Das Disavow-Tool ist ja in aller Munde. Wie kann man das Tool zum Beispiel bei einem Reconsideration-Request sinnvoll einsetzen und worauf sollte man unbedingt achten?
Das Disavow-Tool kann immer dann eingesetzt werden, wenn Links einer minderwertigen Linkquelle nicht entfernt werden können. Beispielsweise also für Links, die in der Vergangenheit aufgebaut wurden und nicht mehr den aktuellen Qualitätskriterien genügen (hier sollte vorher immer ein Kontaktversuch stattfinden) oder aber für Verzeichnisse, Scraper Sites usw., wo ich eh niemals einen Betreiber erreichen kann. Wichtig ist darüber hinaus, dass in der Regel ein Domain-Disavow die richtige Maßnahme ist, um auch alle Links einer schlechten Quelle zu erwischen.
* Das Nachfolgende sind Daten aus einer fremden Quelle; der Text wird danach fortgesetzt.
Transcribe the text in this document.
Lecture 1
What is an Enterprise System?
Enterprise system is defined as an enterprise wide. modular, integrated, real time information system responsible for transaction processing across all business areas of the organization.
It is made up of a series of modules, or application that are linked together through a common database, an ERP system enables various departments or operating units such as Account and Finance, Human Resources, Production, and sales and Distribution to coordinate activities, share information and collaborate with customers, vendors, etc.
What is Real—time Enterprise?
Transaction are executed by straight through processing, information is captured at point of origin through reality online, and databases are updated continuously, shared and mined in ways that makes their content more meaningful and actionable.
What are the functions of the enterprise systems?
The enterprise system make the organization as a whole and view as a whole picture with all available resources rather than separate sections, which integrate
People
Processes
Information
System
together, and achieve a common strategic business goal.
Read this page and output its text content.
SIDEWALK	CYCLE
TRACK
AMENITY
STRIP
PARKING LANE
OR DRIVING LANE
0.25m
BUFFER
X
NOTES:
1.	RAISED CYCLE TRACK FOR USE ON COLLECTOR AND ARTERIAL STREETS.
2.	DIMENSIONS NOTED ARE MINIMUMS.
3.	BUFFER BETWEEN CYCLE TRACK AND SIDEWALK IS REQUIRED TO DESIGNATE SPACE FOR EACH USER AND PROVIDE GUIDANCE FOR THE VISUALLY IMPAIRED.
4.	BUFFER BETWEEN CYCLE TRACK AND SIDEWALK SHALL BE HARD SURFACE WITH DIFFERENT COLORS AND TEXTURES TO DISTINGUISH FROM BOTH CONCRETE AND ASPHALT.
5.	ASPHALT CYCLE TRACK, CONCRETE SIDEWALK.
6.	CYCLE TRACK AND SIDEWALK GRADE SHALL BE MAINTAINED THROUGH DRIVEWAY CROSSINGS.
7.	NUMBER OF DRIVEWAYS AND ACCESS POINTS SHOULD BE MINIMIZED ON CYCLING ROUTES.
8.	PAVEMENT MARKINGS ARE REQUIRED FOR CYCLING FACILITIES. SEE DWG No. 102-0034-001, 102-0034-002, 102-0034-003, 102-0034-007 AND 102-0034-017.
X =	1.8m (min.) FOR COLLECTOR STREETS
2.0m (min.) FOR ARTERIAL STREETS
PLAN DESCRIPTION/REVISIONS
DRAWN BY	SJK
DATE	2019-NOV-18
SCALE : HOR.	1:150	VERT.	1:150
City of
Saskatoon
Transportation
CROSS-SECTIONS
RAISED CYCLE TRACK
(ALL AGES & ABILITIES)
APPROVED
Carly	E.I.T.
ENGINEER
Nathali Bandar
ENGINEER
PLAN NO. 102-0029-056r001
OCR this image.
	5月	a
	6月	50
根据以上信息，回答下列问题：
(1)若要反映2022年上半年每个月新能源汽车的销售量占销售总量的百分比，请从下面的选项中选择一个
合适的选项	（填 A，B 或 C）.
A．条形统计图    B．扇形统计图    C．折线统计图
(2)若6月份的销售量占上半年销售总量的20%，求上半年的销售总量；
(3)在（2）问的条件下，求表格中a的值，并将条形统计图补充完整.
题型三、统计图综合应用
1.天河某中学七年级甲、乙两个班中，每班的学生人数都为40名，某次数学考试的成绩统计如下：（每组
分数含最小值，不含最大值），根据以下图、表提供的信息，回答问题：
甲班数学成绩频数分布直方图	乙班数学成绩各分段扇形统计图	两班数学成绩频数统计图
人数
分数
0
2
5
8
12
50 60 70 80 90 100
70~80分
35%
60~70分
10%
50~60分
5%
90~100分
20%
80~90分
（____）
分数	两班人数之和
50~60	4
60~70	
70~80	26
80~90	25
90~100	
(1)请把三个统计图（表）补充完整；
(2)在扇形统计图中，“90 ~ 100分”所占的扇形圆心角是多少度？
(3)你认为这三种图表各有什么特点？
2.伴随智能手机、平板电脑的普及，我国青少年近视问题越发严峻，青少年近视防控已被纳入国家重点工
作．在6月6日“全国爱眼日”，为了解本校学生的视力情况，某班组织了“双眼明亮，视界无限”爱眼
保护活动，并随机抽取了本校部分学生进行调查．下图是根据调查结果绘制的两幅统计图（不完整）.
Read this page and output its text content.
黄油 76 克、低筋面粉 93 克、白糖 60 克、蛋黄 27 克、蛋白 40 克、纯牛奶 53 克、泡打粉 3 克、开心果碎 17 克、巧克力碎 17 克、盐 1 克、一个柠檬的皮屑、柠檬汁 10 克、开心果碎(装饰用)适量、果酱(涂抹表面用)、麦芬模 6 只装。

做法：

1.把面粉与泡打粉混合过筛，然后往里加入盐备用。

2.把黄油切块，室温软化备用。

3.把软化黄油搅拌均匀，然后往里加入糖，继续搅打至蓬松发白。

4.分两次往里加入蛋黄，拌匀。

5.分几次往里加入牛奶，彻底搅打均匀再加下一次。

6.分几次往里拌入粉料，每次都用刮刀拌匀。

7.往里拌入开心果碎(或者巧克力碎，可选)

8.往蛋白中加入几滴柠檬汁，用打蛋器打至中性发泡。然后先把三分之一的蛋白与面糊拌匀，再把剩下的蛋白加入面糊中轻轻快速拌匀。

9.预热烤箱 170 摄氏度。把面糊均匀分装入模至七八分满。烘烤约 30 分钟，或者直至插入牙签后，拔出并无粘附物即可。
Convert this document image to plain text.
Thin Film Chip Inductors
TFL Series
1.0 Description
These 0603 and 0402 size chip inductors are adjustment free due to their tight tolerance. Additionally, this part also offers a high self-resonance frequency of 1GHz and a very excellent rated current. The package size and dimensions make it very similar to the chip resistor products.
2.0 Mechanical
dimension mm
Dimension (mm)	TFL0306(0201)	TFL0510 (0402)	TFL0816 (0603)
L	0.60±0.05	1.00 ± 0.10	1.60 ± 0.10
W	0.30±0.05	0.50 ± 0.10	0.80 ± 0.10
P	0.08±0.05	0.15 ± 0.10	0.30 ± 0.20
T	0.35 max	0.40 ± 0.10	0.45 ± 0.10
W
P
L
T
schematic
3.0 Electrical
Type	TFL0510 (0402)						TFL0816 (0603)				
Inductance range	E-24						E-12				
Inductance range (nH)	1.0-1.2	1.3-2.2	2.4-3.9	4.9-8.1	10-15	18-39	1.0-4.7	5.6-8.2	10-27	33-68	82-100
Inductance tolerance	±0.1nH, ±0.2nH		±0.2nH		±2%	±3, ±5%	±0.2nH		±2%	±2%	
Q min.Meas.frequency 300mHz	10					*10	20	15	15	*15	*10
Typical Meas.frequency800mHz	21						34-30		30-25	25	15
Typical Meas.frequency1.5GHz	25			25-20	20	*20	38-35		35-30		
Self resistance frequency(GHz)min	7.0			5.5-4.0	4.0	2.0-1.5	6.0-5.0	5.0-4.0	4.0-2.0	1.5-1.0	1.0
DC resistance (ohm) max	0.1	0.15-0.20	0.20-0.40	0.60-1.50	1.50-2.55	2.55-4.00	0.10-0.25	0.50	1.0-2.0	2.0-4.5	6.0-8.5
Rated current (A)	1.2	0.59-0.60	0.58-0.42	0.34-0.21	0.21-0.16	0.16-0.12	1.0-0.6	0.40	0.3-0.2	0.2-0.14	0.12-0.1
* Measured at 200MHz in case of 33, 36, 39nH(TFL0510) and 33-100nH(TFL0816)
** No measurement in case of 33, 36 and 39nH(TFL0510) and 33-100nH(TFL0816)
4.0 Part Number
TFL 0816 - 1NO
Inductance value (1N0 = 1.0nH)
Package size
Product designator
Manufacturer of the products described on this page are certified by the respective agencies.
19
Weiterhin sollte unbedingt darauf geachtet werden, dass die Datei als UTF-8 gespeichert wird und mind. 48h live ist, bevor der eigentliche Reconsideration-Request gestellt wird.
Neben dem link-basierten gibt es auch noch das technische Negative SEO. Was sind hier die Probleme, die auf Webseitenbetreiber zukommen können? Was wird vielleicht zukünftig das größere Problem darstellen?
Was ich aktuell immer häufiger sehe, sind kompromittierte WordPress-Sites, denen mittels entsprechender Code-Injection dann veränderte Crawling-Direktiven verpasst werden. In der einfachsten Form wird hier die robots.txt-Datei ausgetauscht bzw. mit einem disallow: / versehen. Die Folge ist, dass die entsprechende Domain komplett aus dem Index verschwindet, zumindest für einige Zeit. Was ich bisher erst ein einziges Mal gesehen habe, waren manipulierte X-Robots Rel-Canonical Header, die dann in großer Masse auf eine andere Domain gezeigt haben, welche wiederum versuchte, sehr fragwürdige Dinge zu verkauften. Hier ist das Debugging extrem aufwendig. Die wenigsten Seitenbetreiber schauen auf serverseitige Header-Anweisungen, von einer permanenten Kontrolle ganz zu schweigen. Es bleibt also auch an dieser Stelle extrem spannend, professionelles Monitoring scheint demnach absolute Pflicht!
Vielen Dank für diese Einblicke, Bastian!